Yesterday, the European Court of Human Rights ruled against the seven-year jail term given to an opposition politician—Ilgar Mammadov—in Azerbaijan, ostensibly on public disorder charges, concluding that the real reason for his arrest had been his blog entries criticising the government.
It comes just a week after that same country assumed the rotating chairmanship of the Council of Europe—the parent body of the European Court of Human Rights—rather unconvincingly naming its priorities as improving access to rights for vulnerable groups and tackling corruption, among other things.
The Council of Europe was set up in the aftermath of the Second World War, chief among its aims the protection of human rights in Europe. So watching Azerbaijan take the helm—albeit only for six months—is a little hard to swallow.
In a report last year, Human Rights Watch highlighted Azerbaijan’s crackdown on political dissent, with the imprisonment of dozens of journalists, bloggers and activists over the last two years—Mammadov's case is not unique. Peaceful protests are often dealt with violently by the police. Corruption is rife, and elections are not what one would describe as "free and fair." One of the country's leading independent election monitors is currently in jail. Just a week before Azerbaijan assumed the chairmanship of the Council on 14th May, several youth activists were sentenced to between six and eight years in prison on charges described as “spurious” by Amnesty International.

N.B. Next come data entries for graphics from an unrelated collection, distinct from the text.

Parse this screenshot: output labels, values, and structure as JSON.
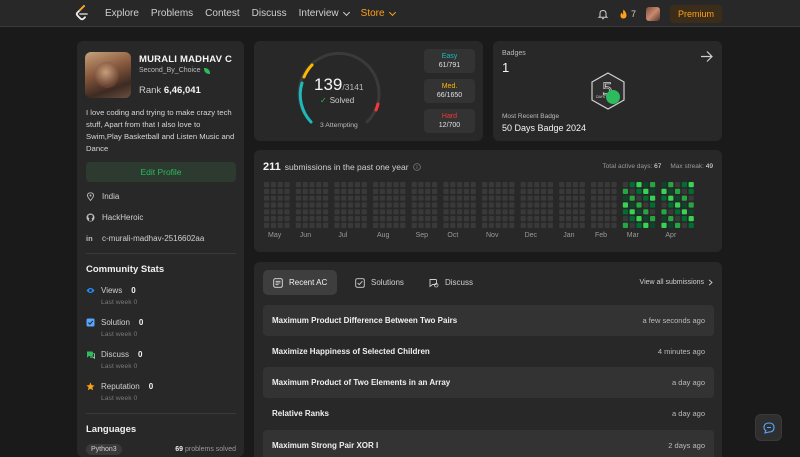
{
  "nav": {
    "links": [
      "Explore",
      "Problems",
      "Contest",
      "Discuss",
      "Interview",
      "Store"
    ],
    "streak": "7",
    "premium": "Premium"
  },
  "profile": {
    "name": "MURALI MADHAV C",
    "handle": "Second_By_Choice",
    "rank_label": "Rank",
    "rank": "6,46,041",
    "bio": "I love coding and trying to make crazy tech stuff, Apart from that I also love to Swim,Play Basketball and Listen Music and Dance",
    "edit_label": "Edit Profile",
    "location": "India",
    "github": "HackHeroic",
    "linkedin": "c-murali-madhav-2516602aa"
  },
  "community": {
    "title": "Community Stats",
    "last_week": "Last week",
    "items": [
      {
        "label": "Views",
        "value": "0",
        "delta": "0",
        "color": "#1e8fff"
      },
      {
        "label": "Solution",
        "value": "0",
        "delta": "0",
        "color": "#56a6ff"
      },
      {
        "label": "Discuss",
        "value": "0",
        "delta": "0",
        "color": "#2cbb5d"
      },
      {
        "label": "Reputation",
        "value": "0",
        "delta": "0",
        "color": "#ffa116"
      }
    ]
  },
  "languages": {
    "title": "Languages",
    "items": [
      {
        "name": "Python3",
        "count": "69",
        "suffix": "problems solved"
      }
    ]
  },
  "solved": {
    "count": "139",
    "total": "/3141",
    "label": "Solved",
    "attempting": "3 Attempting",
    "solved_fraction": 0.044,
    "difficulties": [
      {
        "label": "Easy",
        "value": "61/791",
        "color": "#1cbaba"
      },
      {
        "label": "Med.",
        "value": "66/1650",
        "color": "#ffb700"
      },
      {
        "label": "Hard",
        "value": "12/700",
        "color": "#f63737"
      }
    ]
  },
  "badges": {
    "label": "Badges",
    "count": "1",
    "badge_text": "DAYS",
    "recent_label": "Most Recent Badge",
    "recent": "50 Days Badge 2024"
  },
  "heatmap": {
    "count": "211",
    "label": "submissions in the past one year",
    "active_label": "Total active days:",
    "active_days": "67",
    "streak_label": "Max streak:",
    "max_streak": "49",
    "months": [
      "May",
      "Jun",
      "Jul",
      "Aug",
      "Sep",
      "Oct",
      "Nov",
      "Dec",
      "Jan",
      "Feb",
      "Mar",
      "Apr"
    ],
    "colors": {
      "empty": "#393939",
      "l1": "#0e4429",
      "l2": "#006d32",
      "l3": "#26a641",
      "l4": "#39d353"
    }
  },
  "recent": {
    "tabs": [
      "Recent AC",
      "Solutions",
      "Discuss"
    ],
    "view_all": "View all submissions",
    "items": [
      {
        "title": "Maximum Product Difference Between Two Pairs",
        "when": "a few seconds ago"
      },
      {
        "title": "Maximize Happiness of Selected Children",
        "when": "4 minutes ago"
      },
      {
        "title": "Maximum Product of Two Elements in an Array",
        "when": "a day ago"
      },
      {
        "title": "Relative Ranks",
        "when": "a day ago"
      },
      {
        "title": "Maximum Strong Pair XOR I",
        "when": "2 days ago"
      }
    ]
  }
}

It’s not as though the Council of Europe isn’t aware of these problems: its parliamentary assembly adopted a resolution last year calling on Azerbaijan to address its human rights issues, including torture and fabricated charges against activists and journalists. When Azerbaijan was admitted to the Council of Europe in 2001 it was hoped that the organisation would be able to exert a positive influence on its commitment to human rights, and indeed a promise to improve was a caveat of its joining. But, clearly, this has not come to fruition.
Should Azerbaijan be expelled or suspended from the Council? The Committee of Ministers does have the power to do that, although it has been used on only a handful of occasions—Turkey and Greece were both temporarily suspended following military coups; Russia was suspended in 2000 over Chechnya and has recently been suspended again until the end of 2014 following its annexation of Crimea.
The Council maintains that it is better off having countries such as Russia and Azerbaijan within the organisation, where it might be able to guide them towards a better respect for human rights, than outside it. It is true that, had Azerbaijan not been a member, Mammadov's case could never have gone to the European Court. The ability to enforce rulings made by the Court is another matter—but at least it puts pressure on the Azerbaijani government and raises the profile of these cases beyond the country's own borders, where it is difficult to report on them.
But allowing Azerbaijan to remain a member offers it a symbol of legitimacy it hasn't earned, and which it uses to its own ends—Azerbaijani media reports this week have depicted the country's chairmanship of the Council as evidence of its commitment to human rights.
It's a nice, if optimistic, thought that the Council of Europe could be a positive influence on Azerbaijan, but it should never have been allowed to join before making the reforms that it's now being called on to make. As it assumes the chairmanship, the Council is left helplessly rapping it on the knuckles.